Cerebellar granule cells are the most abundant neurons in the brain, and granule cell precursors (GCPs) are a common target of transformation in the pediatric brain tumor medulloblastoma. Proliferation of GCPs is regulated by the secreted signaling molecule Sonic hedgehog (Shh), but the mechanisms by which Shh controls proliferation of GCPs remain inadequately understood. We used DNA microarrays to identify targets of Shh in these cells and found that Shh activates a program of transcription that promotes cell cycle entry and DNA replication. Among the genes most robustly induced by Shh are cyclin D1 and N-myc. N-myc transcription is induced in the presence of the protein synthesis inhibitor cycloheximide, so it appears to be a direct target of Shh. Retroviral transduction of N-myc into GCPs induces expression of cyclin D1, E2F1, and E2F2, and promotes proliferation. Moreover, dominant-negative N-myc substantially reduces Shh-induced proliferation, indicating that N-myc is required for the Shh response. Finally, cyclin D1 and N-myc are overexpressed in murine medulloblastoma. These findings suggest that cyclin D1 and N-myc are important mediators of Shh-induced proliferation and tumorigenesis.

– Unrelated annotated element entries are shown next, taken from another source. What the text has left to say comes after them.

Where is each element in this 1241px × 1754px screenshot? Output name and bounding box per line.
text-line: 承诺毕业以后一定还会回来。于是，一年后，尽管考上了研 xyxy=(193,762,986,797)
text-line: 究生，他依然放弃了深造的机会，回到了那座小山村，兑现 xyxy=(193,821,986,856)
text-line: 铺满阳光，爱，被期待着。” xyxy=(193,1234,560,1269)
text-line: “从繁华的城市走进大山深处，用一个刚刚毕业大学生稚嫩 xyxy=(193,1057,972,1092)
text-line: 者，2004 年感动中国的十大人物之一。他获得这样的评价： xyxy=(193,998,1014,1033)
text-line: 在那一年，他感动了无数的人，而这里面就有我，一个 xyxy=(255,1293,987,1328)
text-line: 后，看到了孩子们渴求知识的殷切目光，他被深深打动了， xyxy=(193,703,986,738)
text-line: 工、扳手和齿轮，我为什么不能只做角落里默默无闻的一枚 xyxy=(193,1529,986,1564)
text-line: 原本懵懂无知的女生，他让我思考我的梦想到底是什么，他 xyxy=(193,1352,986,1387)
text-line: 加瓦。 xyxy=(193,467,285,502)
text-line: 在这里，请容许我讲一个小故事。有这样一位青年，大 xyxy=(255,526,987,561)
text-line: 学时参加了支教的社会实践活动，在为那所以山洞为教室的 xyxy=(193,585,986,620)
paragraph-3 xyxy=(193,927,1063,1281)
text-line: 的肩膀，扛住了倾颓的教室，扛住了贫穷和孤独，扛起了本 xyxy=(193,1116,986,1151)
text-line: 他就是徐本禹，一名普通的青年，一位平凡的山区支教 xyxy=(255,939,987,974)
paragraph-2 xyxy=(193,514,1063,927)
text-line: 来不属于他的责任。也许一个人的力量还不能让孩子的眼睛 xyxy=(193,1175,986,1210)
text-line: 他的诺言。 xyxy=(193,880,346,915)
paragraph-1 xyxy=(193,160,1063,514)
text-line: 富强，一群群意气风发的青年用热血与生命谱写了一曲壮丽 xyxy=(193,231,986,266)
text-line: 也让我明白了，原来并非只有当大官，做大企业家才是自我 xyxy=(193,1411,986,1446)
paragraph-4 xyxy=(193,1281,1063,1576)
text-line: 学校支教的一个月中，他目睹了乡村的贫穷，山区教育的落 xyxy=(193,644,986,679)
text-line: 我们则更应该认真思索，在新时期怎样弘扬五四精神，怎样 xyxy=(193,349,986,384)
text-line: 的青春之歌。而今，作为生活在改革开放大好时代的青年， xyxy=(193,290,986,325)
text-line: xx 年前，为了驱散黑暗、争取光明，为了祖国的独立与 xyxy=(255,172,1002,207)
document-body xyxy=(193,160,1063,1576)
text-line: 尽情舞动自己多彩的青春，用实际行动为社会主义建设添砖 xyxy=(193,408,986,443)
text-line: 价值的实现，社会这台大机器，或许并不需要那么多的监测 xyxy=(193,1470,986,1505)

小脑颗粒细胞是大脑中数量最多的神经元,颗粒细胞前体细胞(GCPs)是儿童脑肿瘤髓母细胞瘤中常见的转化靶点。GCPs的增殖受分泌信号分子音猬因子(Shh)调控,但Shh控制GCPs增殖的机制仍未得到充分了解。我们使用DNA微阵列来鉴定这些细胞中Shh的靶点,发现Shh激活了一个促进细胞周期进入和DNA复制的转录程序。在Shh最强烈诱导的基因中,有细胞周期蛋白D1和N-myc。在存在蛋白质合成抑制剂环己酰亚胺的情况下,N-myc转录被诱导,所以它似乎是Shh的直接靶点。将N-myc逆转录病毒转导至GCPs中可诱导细胞周期蛋白D1、E2F1和E2F2的表达,并促进增殖。此外,显性负性N-myc可显著降低Shh诱导的增殖,表明N-myc是Shh反应所必需的。最后,细胞周期蛋白D1和N-myc在小鼠髓母细胞瘤中过表达。这些发现表明,细胞周期蛋白D1和N-myc是Shh诱导的增殖和肿瘤发生的重要介质。